Пальцем с намотанной лентой он погнушался. Жеструа сберег несколько клочков ребенка и положил их к себе в могилу.
Кроме Жеструа, никто не видел, как к детской площадке крадется лев. Жеструа разглядывал лежащего на тенте зверя; лев испугался и, устыдившись своего страха, спрыгнул с насеста на Жеструа, снес ему добрую половину головы, ту, которую никому из нас видеть не доводилось, цветущее, золоченое ухо с проколотой мочкой, прозрачный висок, шишковатый затылок, рыжие волосы, чьи колтуны не распутать.
Змея переносит его сердце, несет в хвосте, хвостом держит, хранит у себя под кожей, ни за что не отдаст, не даст никому, даже своей матери; в животе она его сокрыла, и тело ее раздалось. Змея переносит его глаза, глаза херувима. Отсосала его слюну, пролила кровь в крохотную сферу, которую, прежде чем исчезнуть, схоронила под камнем. Слышно, как она пресмыкается по гравию. Вот она под буксом, беззвучно струится, под люцерной, под тутовником и, подняв голову, под камышом, на ее чешую налипли листики и перышки. Когда она в движении, ее тело способно выдержать вес огромного валуна, и ей случается переносить его на большие расстояния; это валун, на котором она родилась и с которым никогда не разлучится. Вот она спускается на дно оврага, а вот взбирается по склону холма. Сокрытое ею никто не увидит.
Длинной рогатиной ее подцепил смердюк, приподнял и вырвал ребеночье сердце. Сама же змея сумела вывернуться и исчезла под землею.
У ловца смердело из носа. Все спасались от него бегством; давным-давно некого любить, в лесу темно как в доме. Он положил сердце в шляпу и сохранил его до конца.

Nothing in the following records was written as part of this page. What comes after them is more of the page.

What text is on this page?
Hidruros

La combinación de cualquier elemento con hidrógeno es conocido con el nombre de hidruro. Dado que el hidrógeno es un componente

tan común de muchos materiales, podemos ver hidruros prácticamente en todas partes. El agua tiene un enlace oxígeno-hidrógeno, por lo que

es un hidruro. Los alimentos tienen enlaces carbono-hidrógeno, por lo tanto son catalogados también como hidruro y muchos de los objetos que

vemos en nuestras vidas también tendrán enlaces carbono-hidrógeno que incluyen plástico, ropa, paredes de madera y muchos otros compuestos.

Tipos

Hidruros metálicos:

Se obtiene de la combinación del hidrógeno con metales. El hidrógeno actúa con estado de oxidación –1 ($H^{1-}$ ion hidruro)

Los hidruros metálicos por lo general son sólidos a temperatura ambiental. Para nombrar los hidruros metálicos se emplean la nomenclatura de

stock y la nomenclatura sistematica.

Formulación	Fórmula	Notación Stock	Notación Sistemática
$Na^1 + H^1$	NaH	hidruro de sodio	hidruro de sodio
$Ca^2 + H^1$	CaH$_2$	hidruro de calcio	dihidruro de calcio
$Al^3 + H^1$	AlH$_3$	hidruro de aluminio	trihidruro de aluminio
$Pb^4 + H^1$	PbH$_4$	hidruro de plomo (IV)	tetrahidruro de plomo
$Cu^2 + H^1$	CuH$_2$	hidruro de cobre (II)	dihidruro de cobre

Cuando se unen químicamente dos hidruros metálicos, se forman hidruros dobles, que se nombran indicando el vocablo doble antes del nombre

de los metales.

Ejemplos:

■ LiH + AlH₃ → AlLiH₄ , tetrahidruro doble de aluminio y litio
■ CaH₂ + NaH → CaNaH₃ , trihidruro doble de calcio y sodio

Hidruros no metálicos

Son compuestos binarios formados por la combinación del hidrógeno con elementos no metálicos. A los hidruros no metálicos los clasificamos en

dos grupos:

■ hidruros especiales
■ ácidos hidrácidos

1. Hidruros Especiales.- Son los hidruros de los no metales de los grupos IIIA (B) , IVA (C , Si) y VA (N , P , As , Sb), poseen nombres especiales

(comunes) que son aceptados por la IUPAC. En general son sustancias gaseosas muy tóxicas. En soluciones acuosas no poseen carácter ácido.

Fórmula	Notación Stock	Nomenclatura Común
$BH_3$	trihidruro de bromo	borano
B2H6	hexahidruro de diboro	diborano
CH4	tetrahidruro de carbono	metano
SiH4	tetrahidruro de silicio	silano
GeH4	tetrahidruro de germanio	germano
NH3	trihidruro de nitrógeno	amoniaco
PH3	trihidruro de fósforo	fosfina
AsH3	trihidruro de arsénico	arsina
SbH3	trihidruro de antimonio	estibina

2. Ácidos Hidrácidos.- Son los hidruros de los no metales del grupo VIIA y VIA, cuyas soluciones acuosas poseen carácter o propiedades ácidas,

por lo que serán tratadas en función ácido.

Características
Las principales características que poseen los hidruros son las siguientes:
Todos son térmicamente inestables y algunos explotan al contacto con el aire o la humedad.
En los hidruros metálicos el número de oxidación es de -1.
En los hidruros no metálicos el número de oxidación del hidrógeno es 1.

После работы на полях испачканную ткань было не отмыть, кроме как в огне, тот выводил все пятна, щадил краски, затуманивал синее, возвращая ему смутность и непроницаемость, чернил черное, его углублял, наделял сажистостью, разогревал поблекшее красное. Земледельцы мылись голыми, растирали себя песком мелкого помола, затекавшим под волоски, и вновь облачались в незапятнанные рубахи, пронизанные насквозь водой и ветром, что проходили между тесными петлями ткани, с отпотевшими стеклянными пуговицами, с вставными рыбами и птицами, цаплей на солнце, лососями, скачущими среди голышей через ветви ив, стягивая рубахи на шее шнурком или лентой.